If we assume cryonics requires advances within the century, it's still true that those advances are more likely to come LATER than sooner. Cryonics means I survive whether the advance comes tomorrow or the day before the company would have thrown in the towel.
So the odds still favor the cryonaut over the African kids, because the cryonaut has longer for that advance to occur. Also, the cryonaut is someone who has the resources and culture to invest in a long-shot like cryonics DESPITE it being unpopular and fringe, whereas the African kids are unlikely to do any such thing. The African Kids only survive if there's a massive world-wide change like the Singularity or Friendly AI.
Keep in mind, we live in a society where millions die of starvation simply because we're inefficient at distributing food - we have enough to go around, it just doesn't end up where it's needed. We're talking a VERY radical change, and it needs to be before most of the kids are already dead (if it happens in exactly 60 years, statistically most of the kids are probably already dead)
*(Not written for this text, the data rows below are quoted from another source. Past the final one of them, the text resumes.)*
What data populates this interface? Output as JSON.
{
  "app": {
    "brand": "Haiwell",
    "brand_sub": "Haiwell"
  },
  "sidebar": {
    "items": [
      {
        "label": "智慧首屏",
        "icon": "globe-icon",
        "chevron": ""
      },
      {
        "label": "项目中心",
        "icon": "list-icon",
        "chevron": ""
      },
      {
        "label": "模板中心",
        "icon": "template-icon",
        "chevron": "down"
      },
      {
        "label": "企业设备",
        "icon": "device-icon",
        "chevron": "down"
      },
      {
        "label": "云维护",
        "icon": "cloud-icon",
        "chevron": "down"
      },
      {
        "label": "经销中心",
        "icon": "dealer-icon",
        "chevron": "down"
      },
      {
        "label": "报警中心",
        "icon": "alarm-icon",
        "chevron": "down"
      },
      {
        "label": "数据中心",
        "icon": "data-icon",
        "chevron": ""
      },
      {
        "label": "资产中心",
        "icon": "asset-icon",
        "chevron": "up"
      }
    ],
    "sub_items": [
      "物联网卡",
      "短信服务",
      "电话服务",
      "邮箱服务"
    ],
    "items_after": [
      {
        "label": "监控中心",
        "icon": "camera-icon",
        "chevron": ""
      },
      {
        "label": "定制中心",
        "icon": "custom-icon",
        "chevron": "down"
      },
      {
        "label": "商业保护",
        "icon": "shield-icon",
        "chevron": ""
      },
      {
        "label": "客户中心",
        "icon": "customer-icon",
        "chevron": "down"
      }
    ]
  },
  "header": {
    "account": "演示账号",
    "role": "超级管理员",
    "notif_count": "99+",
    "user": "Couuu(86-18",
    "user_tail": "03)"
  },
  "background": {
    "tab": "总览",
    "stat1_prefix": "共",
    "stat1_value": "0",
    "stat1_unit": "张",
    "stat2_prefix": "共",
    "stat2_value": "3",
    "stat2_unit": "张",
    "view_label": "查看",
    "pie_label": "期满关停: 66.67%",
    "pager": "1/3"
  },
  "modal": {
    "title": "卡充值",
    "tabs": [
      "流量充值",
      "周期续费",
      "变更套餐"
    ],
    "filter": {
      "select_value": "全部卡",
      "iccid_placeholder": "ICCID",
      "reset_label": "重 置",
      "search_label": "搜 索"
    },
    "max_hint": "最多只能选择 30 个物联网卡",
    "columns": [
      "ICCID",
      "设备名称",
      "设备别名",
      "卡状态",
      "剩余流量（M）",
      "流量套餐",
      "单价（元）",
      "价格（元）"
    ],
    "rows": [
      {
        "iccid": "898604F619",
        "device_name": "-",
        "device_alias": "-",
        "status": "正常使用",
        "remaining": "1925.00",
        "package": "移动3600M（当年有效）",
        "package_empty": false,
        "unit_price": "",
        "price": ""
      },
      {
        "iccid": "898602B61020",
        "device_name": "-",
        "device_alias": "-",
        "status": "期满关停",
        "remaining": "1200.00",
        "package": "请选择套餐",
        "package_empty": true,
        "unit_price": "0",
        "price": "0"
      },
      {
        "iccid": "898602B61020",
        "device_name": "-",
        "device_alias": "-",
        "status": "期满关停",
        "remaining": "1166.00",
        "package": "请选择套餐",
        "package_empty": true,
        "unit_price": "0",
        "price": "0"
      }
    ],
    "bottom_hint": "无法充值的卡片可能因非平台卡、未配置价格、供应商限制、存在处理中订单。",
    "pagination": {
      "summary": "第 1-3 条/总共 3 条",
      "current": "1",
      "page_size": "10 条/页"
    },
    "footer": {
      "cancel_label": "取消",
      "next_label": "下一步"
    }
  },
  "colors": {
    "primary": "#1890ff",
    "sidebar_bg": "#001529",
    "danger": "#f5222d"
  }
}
I am not currently signed up for cryonics. I am considering it, but have not yet decided whether it is the right choice. Here's my reasoning.
I am very sure of the following:
1. Life is better than death. For any given finite lifespan, I'd prefer a longer one, at least within the bounds of numbers I can reasonably contemplate.
2. Signing up for cyronics increases the expected value of my lifespan.
But then I also believe the following:
3. I am not particularly exceptional among the set of human beings, and so should not value my lifespan much more than that of other humans. I obviously fail at this in practice, but I think the world would be a much better place if I and others didn't fail so often.
4. The money it would take to sign up for cryonics, though not large, is enough to buy several centuries of healthy life each year if given to givewell's top malaria charities. Since on average I expect to live another 50-60 years without cryonics, the investment would need to increase the expected value of my lifespan by at least 5,000 years at minimum to be morally acceptable to me.
5. There is a chance we'll discover immortality in my lifetime. If so, then if I signed up for cryonics the payout is 0, and the people who died because I bought insurance instead of charity are people I could have saved for far longer.
So, what do you think is the probability that immortality will be discovered in my lifetime? What about the probability that, if signed up for cryonics, I will live into the far future? These priors would seem to be the key for me to decide whether signing up for cryonics is morally acceptable to me.